O projeto aprovado pelo Congresso
Em 2023, a Câmara dos Deputados aprovou um projeto de lei que praticamente extingue as saidinhas para condenados por crimes hediondos, violentos ou com grave ameaça. O texto proíbe a saída temporária para condenados por homicídio, roubo qualificado, estupro, tráfico de drogas, entre outros. Na prática, mantém o benefício apenas para presos de menor potencial ofensivo.
O Senado aprovou o texto em março de 2024, consolidando a proposta que tramitava havia mais de uma década no Congresso.
O veto de Lula
Em abril de 2024, o presidente Lula sancionou a Lei 14.843/2024, mas vetou integralmente o artigo que proibia as saidinhas. Na mensagem de veto, o governo argumentou que a extinção total do benefício comprometeria os princípios da individualização da pena e da reinserção social, além de representar um retrocesso na política de execução penal. Lula também sinalizou que a medida poderia agravar a superlotação carcerária e dificultar o controle da disciplina nas prisões.
A derrubada do veto
No Congresso Nacional, deputados e senadores se reuniram em sessão conjunta para analisar os vetos presidenciais. Por ampla maioria, derrubaram o veto de Lula, restaurando a proibição das saidinhas para os crimes listados. Foram necessários 257 votos de deputados e 41 de senadores para rejeitar o veto – números amplamente superados.
Com a derrubada, a proibição passa a valer imediatamente, cabendo ao Judiciário aplicá-la aos processos em curso. O governo ainda pode contestar a constitucionalidade da lei no Supremo Tribunal Federal (STF).

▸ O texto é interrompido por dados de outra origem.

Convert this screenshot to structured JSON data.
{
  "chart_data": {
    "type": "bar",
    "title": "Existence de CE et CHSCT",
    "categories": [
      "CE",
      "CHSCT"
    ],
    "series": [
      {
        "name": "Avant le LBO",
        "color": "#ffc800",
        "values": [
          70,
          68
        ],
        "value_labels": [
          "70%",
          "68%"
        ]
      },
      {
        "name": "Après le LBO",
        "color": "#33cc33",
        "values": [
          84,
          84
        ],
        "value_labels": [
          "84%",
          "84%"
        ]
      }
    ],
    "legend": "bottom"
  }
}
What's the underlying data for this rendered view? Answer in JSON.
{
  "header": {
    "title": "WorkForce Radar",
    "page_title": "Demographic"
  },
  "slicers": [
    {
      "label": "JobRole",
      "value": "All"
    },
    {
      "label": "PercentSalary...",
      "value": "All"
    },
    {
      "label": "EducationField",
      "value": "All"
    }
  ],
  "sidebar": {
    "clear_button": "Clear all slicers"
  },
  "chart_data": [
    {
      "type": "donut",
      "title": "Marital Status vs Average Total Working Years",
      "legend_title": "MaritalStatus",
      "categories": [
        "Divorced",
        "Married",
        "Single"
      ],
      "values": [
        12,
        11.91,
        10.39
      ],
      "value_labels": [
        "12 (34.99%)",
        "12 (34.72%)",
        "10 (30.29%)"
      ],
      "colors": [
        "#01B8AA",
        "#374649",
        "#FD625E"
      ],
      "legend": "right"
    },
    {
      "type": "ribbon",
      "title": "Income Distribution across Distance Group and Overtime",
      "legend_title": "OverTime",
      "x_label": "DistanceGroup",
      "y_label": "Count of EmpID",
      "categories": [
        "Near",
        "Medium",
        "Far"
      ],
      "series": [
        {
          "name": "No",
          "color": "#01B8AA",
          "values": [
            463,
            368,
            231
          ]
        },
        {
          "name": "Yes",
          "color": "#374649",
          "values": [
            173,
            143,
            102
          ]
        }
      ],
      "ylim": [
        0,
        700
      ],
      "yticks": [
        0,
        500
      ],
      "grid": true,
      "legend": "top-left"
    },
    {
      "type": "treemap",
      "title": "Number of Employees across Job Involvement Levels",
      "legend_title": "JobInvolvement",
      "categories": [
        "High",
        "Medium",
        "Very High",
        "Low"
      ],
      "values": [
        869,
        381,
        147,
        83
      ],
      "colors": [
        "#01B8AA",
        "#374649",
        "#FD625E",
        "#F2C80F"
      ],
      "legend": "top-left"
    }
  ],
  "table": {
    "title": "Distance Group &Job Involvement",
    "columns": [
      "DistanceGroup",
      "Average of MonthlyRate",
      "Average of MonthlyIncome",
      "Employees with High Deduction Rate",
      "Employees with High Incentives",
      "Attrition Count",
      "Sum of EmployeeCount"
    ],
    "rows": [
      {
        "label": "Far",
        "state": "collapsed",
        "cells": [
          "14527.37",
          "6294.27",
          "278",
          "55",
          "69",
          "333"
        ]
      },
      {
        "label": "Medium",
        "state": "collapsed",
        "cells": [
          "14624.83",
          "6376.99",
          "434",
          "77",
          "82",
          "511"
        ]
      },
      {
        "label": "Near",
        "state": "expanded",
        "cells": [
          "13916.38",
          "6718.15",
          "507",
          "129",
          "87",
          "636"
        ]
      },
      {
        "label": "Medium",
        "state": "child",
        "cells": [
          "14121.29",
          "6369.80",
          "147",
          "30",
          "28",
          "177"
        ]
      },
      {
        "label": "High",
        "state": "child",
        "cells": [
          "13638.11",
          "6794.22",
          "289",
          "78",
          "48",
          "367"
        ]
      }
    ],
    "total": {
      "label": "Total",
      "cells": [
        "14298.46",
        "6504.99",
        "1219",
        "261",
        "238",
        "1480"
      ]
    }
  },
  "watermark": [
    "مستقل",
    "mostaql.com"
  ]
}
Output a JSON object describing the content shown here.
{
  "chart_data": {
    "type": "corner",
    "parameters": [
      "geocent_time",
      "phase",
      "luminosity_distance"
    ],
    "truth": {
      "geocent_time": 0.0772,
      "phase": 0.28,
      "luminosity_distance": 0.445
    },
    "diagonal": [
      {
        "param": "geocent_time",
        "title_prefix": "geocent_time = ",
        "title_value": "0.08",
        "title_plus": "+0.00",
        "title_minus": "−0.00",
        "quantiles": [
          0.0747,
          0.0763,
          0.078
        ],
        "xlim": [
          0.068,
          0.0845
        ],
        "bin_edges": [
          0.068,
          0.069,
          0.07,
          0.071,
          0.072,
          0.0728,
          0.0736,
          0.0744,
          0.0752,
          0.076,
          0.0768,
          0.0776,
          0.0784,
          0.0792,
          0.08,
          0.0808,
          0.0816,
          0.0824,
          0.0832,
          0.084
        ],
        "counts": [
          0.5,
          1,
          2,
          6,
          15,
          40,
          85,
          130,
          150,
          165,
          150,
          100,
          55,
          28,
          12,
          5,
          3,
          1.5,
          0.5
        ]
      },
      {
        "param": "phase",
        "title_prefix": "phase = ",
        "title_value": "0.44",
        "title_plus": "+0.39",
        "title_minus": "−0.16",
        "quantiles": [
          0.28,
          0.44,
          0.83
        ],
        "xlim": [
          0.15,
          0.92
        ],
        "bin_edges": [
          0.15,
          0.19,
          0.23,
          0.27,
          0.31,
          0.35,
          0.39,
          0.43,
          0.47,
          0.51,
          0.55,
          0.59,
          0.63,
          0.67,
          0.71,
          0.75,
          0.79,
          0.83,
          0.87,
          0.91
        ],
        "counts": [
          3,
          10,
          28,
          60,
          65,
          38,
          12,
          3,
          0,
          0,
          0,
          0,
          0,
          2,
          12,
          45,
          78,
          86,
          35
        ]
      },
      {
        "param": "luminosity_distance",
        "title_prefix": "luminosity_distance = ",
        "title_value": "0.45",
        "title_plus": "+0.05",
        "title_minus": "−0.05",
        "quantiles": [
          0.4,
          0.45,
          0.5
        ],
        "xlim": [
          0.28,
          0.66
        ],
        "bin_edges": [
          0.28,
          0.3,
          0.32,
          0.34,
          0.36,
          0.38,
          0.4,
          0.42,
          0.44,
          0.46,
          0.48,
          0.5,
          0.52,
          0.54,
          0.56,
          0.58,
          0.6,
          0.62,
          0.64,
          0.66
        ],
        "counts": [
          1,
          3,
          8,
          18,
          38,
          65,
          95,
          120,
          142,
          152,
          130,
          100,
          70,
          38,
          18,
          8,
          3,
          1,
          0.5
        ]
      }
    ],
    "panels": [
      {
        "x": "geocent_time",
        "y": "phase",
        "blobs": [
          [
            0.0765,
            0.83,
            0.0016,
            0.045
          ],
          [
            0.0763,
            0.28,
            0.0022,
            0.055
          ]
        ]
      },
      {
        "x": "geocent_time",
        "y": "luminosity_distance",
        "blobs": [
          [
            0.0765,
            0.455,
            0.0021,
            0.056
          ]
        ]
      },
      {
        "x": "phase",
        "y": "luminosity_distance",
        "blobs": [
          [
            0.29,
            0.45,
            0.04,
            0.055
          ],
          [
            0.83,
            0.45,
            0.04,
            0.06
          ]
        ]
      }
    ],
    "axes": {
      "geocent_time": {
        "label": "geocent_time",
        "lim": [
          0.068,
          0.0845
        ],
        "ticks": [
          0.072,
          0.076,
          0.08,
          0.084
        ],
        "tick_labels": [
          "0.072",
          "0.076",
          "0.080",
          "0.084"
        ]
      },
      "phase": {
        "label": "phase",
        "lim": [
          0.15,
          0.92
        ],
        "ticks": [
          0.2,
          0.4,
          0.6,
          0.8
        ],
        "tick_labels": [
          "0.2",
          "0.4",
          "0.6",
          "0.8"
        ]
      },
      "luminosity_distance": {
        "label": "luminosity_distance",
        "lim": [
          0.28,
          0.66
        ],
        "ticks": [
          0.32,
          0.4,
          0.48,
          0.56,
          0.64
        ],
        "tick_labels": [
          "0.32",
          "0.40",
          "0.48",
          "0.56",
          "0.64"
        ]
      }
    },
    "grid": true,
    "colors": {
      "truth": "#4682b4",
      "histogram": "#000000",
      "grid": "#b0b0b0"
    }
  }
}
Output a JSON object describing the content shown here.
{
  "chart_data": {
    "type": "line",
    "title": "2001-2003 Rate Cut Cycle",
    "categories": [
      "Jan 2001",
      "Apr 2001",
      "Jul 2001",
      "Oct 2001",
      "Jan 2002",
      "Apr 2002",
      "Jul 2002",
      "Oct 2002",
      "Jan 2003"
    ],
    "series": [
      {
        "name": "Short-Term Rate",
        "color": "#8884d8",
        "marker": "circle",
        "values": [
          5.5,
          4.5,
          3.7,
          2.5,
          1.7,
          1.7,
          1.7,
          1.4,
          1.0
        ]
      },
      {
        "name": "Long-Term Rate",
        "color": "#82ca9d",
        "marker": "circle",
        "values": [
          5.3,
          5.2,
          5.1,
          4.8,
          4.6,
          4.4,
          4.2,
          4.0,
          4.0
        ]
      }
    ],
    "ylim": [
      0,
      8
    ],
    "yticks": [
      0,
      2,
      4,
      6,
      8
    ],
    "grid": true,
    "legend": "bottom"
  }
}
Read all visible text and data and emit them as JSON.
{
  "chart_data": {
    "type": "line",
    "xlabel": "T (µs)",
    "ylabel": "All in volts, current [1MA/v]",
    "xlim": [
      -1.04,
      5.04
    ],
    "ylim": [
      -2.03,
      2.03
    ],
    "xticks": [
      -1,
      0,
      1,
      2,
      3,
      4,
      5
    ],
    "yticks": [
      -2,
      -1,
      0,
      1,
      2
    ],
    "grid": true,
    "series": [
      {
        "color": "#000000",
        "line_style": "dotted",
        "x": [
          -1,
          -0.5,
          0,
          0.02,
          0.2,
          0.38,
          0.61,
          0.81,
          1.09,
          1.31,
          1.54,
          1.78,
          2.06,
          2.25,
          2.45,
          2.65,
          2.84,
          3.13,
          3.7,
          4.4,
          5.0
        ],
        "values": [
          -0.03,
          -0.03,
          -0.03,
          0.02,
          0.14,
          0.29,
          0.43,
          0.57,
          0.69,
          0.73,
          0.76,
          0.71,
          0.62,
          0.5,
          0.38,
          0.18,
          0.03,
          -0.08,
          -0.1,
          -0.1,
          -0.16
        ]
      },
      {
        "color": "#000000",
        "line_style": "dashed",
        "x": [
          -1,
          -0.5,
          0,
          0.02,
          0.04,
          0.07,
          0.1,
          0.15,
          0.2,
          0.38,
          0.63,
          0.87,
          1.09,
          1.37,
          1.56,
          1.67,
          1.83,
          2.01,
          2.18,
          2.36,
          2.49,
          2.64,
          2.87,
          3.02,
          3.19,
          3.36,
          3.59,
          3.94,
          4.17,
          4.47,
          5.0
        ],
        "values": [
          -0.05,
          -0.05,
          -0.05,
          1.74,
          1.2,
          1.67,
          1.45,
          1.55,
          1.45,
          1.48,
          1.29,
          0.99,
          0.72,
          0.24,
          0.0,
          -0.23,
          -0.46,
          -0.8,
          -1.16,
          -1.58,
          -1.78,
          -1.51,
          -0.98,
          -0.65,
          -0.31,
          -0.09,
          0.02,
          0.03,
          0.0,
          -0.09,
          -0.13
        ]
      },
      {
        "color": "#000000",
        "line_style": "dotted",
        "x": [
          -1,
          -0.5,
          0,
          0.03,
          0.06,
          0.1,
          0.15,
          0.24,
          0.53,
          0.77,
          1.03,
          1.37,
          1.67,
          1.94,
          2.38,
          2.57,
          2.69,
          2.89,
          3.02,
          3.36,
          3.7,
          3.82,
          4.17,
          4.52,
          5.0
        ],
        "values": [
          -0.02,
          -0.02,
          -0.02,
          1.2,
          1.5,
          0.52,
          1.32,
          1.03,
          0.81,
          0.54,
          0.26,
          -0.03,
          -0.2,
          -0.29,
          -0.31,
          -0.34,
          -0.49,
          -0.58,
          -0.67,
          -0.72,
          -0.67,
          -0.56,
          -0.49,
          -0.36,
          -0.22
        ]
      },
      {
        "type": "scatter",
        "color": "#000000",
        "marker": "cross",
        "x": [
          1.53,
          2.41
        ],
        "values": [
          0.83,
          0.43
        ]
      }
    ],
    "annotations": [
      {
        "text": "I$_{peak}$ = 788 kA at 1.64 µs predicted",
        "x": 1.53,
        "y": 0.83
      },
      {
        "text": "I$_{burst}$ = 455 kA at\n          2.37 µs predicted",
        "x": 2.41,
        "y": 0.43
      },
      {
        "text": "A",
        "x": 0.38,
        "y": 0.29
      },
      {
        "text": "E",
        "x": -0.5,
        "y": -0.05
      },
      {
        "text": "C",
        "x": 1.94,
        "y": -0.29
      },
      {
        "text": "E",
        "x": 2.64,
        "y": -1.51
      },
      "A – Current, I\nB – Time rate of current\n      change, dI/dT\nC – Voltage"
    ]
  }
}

O que muda com a nova lei?
A nova lei veta a saída temporária para condenados por crimes dolosos com violência ou grave ameaça, tráfico de drogas, crimes hediondos, entre outros. Aqueles que já estavam no regime semiaberto antes da aprovação podem ser afetados, mas haverá transição judicial. Além disso, a lei não afeta as saídas para estudo e trabalho externo, que continuam permitidas.
Reações
A decisão foi comemorada por parlamentares da oposição e por entidades que representam vítimas de crimes. “A sociedade não aguenta mais ver presos que cometem crimes graves ganhando benefícios enquanto cidadãos de bem sofrem”, declarou o deputado Kim Kataguiri (União-SP).
Por outro lado, organizações de direitos humanos criticaram a medida. O Instituto de Defesa do Direito de Defesa (IDDD) afirmou que a proibição total é “desumana e ineficaz”, pois despreza a importância da reintegração gradual. Defensores públicos também apontam risco de aumento da reincidência.
Posição do governo Lula
O governo Lula defende que a extinção das saidinhas pode gerar mais violência dentro dos presídios e dificultar a ressocialização. O Ministério da Justiça, sob Ricardo Lewandowski, estudava uma proposta alternativa que mantivesse o benefício para presos de baixa periculosidade, mas com maior fiscalização eletrônica. Essa proposta, no entanto, perde força com a derrubada do veto.
Repercussão no STF
Entidades de defesa dos direitos dos presos já anunciam que vão questionar a constitucionalidade da nova lei no Supremo Tribunal Federal. O argumento é que a proibição total das saidinhas viola o princípio constitucional da individualização da pena e pode ser considerada uma punição cruel e degradante. O STF já havia se manifestado anteriormente sobre a importância da saída temporária como instrumento de reinserção social.
Impactos e próximos passos
Com o fim das saidinhas para crimes graves, o sistema prisional brasileiro deverá reter por mais tempo presos do regime semiaberto, o que pode agravar a superlotação. A lei já está em vigor, e cabe ao Judiciário aplicá-la.
O Congresso discute novos projetos para endurecer o sistema penal, incluindo proposta de emenda à Constituição (PEC) que amplia o tempo de cumprimento de pena no regime fechado. A expectativa é que o debate continue nos próximos meses.